Highlights & Insights¶
- The design concept of the four-dimensional evaluation framework is highly elegant—particularly the faithfulness (OL) metric, which covers a blind spot of traditional evaluation: a method might "guess new answers correctly" on some samples but "lose correct answers" on others, which cannot be identified by looking at accuracy alone.
- Pareto frontier analysis directly provides selection recommendations for practical deployment—allowing users to choose methods directly from the Pareto curve based on their latency budgets.

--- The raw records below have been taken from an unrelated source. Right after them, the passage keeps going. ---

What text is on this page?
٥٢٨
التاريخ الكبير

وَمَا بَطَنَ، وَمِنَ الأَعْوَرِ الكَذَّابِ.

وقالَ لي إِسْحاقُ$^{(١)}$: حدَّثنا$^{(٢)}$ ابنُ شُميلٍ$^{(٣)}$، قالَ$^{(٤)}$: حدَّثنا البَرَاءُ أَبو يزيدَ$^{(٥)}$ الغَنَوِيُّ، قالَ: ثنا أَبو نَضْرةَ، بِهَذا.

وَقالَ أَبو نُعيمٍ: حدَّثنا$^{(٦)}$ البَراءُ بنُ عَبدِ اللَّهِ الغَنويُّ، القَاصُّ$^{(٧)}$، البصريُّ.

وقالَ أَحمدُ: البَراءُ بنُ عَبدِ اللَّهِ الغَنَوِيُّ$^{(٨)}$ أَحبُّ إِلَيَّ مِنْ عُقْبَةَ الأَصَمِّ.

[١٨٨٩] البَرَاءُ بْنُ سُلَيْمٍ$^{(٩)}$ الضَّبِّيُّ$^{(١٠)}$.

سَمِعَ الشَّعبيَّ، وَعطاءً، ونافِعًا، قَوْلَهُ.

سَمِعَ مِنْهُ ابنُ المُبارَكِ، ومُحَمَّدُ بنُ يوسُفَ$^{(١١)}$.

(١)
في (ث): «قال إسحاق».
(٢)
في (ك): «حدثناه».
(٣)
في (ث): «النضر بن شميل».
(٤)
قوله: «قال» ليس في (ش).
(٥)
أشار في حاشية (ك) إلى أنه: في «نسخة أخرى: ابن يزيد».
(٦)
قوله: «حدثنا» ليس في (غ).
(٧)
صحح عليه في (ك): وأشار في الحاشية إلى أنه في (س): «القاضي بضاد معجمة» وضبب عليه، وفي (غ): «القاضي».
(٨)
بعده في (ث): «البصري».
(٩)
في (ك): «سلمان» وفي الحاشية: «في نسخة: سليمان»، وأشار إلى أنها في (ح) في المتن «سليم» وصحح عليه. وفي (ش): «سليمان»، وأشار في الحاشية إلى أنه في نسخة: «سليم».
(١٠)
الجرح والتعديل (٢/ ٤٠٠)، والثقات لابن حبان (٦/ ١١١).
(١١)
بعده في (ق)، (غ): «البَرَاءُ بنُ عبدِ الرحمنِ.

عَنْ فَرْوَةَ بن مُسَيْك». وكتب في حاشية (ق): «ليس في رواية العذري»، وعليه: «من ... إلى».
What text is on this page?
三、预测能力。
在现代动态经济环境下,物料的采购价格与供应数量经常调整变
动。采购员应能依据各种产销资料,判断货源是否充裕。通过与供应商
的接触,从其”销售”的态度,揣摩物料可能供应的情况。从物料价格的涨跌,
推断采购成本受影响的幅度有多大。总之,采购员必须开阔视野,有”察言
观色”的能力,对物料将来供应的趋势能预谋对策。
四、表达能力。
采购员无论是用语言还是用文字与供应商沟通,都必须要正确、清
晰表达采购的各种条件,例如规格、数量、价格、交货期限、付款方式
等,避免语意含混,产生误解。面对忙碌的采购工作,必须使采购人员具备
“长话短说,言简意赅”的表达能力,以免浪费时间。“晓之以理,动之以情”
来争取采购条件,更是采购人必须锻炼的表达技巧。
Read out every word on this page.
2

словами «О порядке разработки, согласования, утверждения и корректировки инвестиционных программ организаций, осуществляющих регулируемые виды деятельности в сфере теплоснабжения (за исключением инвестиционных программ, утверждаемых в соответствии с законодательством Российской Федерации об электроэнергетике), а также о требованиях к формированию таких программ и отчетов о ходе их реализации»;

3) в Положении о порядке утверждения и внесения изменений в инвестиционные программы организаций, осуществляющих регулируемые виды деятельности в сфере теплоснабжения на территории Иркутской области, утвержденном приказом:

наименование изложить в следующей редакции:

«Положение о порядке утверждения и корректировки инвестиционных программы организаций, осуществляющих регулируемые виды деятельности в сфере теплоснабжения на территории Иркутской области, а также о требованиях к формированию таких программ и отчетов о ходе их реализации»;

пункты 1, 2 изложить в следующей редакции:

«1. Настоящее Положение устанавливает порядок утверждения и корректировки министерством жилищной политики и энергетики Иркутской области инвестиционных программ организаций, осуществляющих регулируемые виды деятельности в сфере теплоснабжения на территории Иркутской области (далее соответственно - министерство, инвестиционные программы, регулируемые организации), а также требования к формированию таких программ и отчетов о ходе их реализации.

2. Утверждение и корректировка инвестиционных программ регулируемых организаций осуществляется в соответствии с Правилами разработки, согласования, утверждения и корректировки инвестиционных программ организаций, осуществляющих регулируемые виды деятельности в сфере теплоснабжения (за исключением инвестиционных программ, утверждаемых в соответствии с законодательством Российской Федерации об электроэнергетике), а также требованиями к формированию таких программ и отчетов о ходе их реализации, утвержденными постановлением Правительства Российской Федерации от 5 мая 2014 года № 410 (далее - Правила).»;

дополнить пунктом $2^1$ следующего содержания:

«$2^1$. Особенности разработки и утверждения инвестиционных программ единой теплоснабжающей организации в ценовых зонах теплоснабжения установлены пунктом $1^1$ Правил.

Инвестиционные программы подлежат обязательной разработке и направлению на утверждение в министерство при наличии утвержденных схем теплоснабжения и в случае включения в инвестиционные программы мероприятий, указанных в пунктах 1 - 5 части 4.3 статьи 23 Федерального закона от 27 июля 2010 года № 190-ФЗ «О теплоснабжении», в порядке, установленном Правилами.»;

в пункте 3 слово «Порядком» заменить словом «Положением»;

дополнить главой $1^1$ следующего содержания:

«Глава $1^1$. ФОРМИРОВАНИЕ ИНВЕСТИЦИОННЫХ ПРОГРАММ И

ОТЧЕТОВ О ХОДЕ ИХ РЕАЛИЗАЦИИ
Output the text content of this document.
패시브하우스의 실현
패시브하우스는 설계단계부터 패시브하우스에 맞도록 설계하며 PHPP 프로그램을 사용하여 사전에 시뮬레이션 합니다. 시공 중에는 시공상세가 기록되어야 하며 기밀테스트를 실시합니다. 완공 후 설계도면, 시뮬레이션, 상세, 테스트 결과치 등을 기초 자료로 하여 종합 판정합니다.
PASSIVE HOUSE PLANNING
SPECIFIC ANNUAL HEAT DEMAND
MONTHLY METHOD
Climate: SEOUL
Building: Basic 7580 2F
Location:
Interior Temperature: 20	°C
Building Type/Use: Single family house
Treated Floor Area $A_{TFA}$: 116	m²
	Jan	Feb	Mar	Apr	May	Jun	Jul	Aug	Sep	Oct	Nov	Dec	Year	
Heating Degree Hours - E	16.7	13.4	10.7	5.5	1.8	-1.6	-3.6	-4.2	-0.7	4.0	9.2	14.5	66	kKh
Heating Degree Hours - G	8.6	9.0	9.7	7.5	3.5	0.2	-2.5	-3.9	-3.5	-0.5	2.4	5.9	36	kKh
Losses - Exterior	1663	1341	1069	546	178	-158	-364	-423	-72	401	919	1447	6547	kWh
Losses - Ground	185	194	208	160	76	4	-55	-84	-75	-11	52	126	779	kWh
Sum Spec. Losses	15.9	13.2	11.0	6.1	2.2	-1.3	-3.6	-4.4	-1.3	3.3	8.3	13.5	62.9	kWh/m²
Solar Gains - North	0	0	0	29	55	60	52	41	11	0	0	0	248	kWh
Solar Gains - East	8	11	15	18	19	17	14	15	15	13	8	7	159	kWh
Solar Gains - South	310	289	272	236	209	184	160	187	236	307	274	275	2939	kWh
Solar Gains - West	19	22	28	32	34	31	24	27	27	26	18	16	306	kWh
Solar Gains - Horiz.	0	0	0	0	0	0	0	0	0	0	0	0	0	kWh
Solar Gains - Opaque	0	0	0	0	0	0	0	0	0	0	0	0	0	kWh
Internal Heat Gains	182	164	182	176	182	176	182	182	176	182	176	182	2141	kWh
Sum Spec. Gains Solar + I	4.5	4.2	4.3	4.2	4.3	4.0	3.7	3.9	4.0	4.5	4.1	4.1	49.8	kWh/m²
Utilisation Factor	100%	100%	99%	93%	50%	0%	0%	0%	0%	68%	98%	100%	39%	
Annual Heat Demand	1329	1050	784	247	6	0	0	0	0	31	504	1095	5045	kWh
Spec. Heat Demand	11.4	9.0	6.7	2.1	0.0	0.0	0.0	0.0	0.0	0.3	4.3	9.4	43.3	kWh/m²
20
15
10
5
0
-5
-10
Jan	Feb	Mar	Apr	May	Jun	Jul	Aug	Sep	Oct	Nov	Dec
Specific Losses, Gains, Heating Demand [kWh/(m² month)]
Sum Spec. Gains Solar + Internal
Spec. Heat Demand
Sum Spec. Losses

- The comparison under 1% extreme compression reveals the robustness floor of each method; VisionZip's advantage under extremely low budgets stems from its compression at the vision encoder level rather than the LLM level.
- The modular design supports future extensions to new models and methods.
Limitations & Future Work¶
- Only three LVLMs are covered, leaving out larger-scale models (e.g., 72B/110B) or more architectural variants.
- The combined effects of multiple compression methods have not been evaluated—jointly applying token and parameter compression may yield synergistic or conflicting effects.
- Efficiency is measured solely by inference time, leaving out other equally important deployment metrics like memory footprint and throughput.
- Lacks fine-grained evaluation of generation quality—the quality of long-text generation scenarios in LVLMs (such as detailed descriptions) might degrade much earlier than the drop in accuracy.
- Does not cover the impact of recent attention architecture variants (e.g., GQA, MQA) on the effectiveness of compression methods.
Related Work & Insights¶
- In token compression, LLaVA-PruMerge (Shang 2024) first introduced pruning and merging during the vision encoder stage, and VL-Cache (Tu 2024) introduced a modality-aware cache allocation strategy; in parameter compression, SparseGPT (Frantar 2023) and AWQ (Lin 2024) represent two mainstream pathways.
- The unified evaluation framework methodology of this paper can be generalized to other domains—such as LLM inference acceleration and speech model compression.
- Insights: (1) Practical deployment should prioritize AWQ int4 quantization as a baseline acceleration solution; (2) Multimodal-aware token compression strategies are critical differentiators in high-compression scenarios; (3) Evaluation frameworks should be multi-dimensional, as a single metric can easily mislead method selection.
Rating¶
⭐⭐⭐⭐ Fills the gap of lacking a unified evaluation framework in the field of LVLM acceleration. The design of the four-dimensional metrics is reasonable, the experimental coverage is comprehensive, and the Pareto frontier analysis provides direct guiding value for practical deployment. However, model coverage is somewhat limited, and combined compression strategies have not been explored.